Kennedy-mit-Frau-und-McNamara

Wenn ich mir die Angebote von Versandhäusern im Internet ansehe, dann lese ich häufig den Namen Etuikleid. Im Straßenbild oder im Büro sieht man es kaum.

Das Etuikleid ist schon recht alt: 1918 wurde es erstmals gezeigt. Es ist gerade geschnitten, in Hüfte und Taille etwas enger, hat keine Ärmel oder nur kurze und schließt meistens mit dem Knie ab. Für die damalige Zeit – der Erste Weltkrieg war gerade beendet – stellte es fast eine Revolution dar.

Jackie Kennedy machte es in den frühen sechziger Jahren wieder bekannt.
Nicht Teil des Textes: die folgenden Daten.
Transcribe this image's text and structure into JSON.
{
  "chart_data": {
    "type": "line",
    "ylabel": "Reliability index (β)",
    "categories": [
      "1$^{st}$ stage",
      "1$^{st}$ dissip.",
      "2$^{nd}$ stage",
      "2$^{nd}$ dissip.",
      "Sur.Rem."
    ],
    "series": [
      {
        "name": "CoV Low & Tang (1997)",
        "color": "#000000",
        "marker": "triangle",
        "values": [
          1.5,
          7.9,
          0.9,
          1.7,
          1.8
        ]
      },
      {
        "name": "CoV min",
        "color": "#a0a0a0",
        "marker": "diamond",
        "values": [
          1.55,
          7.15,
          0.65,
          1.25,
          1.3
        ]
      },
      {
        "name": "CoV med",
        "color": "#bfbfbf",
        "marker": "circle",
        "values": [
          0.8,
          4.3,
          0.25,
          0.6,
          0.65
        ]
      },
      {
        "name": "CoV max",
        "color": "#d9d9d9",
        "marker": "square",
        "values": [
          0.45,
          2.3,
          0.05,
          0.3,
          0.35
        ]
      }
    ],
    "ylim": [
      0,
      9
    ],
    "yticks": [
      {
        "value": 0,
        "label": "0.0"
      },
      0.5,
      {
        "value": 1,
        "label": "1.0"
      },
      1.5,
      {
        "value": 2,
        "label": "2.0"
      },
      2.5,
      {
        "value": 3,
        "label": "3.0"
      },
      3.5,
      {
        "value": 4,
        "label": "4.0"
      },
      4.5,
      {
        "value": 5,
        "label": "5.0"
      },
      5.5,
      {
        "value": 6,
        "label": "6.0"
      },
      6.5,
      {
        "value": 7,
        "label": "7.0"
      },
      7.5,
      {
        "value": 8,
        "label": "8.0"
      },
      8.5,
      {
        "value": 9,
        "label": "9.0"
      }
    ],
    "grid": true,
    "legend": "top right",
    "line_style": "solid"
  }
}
Das Etuikleid ist schlicht, strahlt eine kühle Eleganz aus und passt in die coolen Sechziger.

Damit meine ich nicht das „tolle Jahr 68″, sondern die Zeit zwischen 1961 und 1967. In Washington kam es zu einem Generationenwechsel: An die Stelle von Dwight D. Eisenhower trat mit John F. Kennedy ein beinahe jugendliches Staatsoberhaupt. In Bonn verlor 1961 Konrad Adenauer seine absolute Mehrheit, und ein Jahr später erschütterte die „Spiegel-Affäre“ das Land. Deutschland entwickelte sich zu einer liberal-westlichen Gesellschaft. Die Nachkriegszeit war vorbei und die Politiker der westlichen Industriestaaten profitierten von einer langen Nachkriegskonjunktur, die erst 1973/74 enden sollte.

Die frühen Sechziger waren eine Zeit des Übergangs: Die konservativen Fünfziger hatten den Menschen Stabilität und einen bescheidenen Wohlstand geboten. Nun regten sich erste Ansätze zu mehr Liberalität – ähnlich wie die ersten Krokusse, die das Frühjahr ankündigen und ihre Blütenköpfe durch den Schnee stecken. Wie gesagt: Es waren Ansätze.
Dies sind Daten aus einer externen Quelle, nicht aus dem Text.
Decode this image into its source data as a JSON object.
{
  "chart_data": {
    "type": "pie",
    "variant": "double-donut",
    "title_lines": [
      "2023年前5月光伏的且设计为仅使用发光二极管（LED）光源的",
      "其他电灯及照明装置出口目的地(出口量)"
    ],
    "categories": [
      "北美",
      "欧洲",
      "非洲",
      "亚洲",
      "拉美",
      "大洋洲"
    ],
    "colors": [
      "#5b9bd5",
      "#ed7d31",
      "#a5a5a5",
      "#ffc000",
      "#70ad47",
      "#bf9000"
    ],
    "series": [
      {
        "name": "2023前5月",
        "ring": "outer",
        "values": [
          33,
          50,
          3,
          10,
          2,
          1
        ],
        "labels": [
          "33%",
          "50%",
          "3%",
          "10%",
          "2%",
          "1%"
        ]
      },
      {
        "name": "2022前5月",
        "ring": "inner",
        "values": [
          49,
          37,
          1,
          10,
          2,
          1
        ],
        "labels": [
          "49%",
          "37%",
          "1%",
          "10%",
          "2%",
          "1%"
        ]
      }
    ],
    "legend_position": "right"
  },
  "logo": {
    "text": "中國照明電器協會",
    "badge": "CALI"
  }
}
Im Tanzlokal durfte Twist getanzt werden; danach musste man die Freundin die Treppe hoch tragen und vor dem Sex auf den Kalender schauen. Ein Kanzlerkandidat, der ein nicht eheliches Kind war, musste sich 1961 und 1965 immer noch von Konservativen und Menschen, die sich christlich nannten, diffamieren lassen. Ein Bildungsforscher warnte vor einem Mangel an Akademikern und kritisierte, dass auf den Oberschulen zu viel Latein und Griechisch gelernt wurde. Am Wochenende gab es Beat-Club und wenn man tanzen ging, trugen die jungen Männer meist noch Anzug mit Einstecktuch und Krawatte. In der Universität siezte man sich.
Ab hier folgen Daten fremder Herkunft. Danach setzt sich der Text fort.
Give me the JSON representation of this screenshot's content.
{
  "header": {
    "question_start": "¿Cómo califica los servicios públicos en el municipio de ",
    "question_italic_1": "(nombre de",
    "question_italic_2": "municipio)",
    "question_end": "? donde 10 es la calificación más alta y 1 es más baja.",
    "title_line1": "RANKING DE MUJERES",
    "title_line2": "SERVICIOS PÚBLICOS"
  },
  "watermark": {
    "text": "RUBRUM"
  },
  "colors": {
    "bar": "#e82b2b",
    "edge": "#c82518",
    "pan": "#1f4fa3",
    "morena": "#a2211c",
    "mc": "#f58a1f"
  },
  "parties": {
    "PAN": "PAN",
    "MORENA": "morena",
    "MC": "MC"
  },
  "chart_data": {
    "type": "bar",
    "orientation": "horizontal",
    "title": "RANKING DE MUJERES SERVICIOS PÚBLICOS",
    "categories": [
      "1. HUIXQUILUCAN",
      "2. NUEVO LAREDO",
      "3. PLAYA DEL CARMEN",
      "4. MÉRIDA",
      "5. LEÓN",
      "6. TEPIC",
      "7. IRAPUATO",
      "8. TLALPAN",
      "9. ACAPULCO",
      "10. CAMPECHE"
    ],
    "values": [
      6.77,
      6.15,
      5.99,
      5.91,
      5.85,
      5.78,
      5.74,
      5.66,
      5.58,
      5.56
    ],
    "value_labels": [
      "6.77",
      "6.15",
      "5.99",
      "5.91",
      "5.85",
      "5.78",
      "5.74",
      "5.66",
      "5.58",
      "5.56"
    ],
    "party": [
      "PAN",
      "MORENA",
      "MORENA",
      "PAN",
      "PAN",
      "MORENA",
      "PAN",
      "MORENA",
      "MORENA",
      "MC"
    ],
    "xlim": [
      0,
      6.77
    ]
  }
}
Die frühen Sechziger waren eine Zeit des Übergangs. Wie guter Cool Jazz deuteten sie an, dass die Zeit der alten Männer, die den Zweiten Weltkrieg gewonnen (und Europa von Adolf Hitler befreit hatten) vorbei war. Berufstätige Frauen im Büro trugen Etuikleider, die eine feminine Ausstrahlung mit einem neuen Selbstverständnis als Frau verbanden. Chic war nicht mehr, was sich schickt, sondern was frau gefiel (und warum nicht auch Männern?).

Ich bin keine begeisterte Autofahrerin, aber es gibt für mich einen Werbespott aus dieser Zeit, der die Aufbruchsstimmung Mitte der Sechziger verdichtet: Ein Mittelklassesportwagen von BMW zieht ruhig seine Runden durch die Landschaft, untermalt von „Take Five“ – einem Klassiker des Cool Jazz (gespielt vom Quartett Dave Brubeck).

Der Krawall mancher 68er und ihre zum Teil karnevalesken Aktionen mögen die Medien heute noch beschäftigen. Die frühen Sechziger sind für mich die coolen Jahre des Jahrzehnts; eine Zeit des Aufbruchs in ein liberales Europa, von dem wir heute noch profitieren.

Ich bin froh, dass es vor den „68ern“ die coolen Sechziger gegeben hat.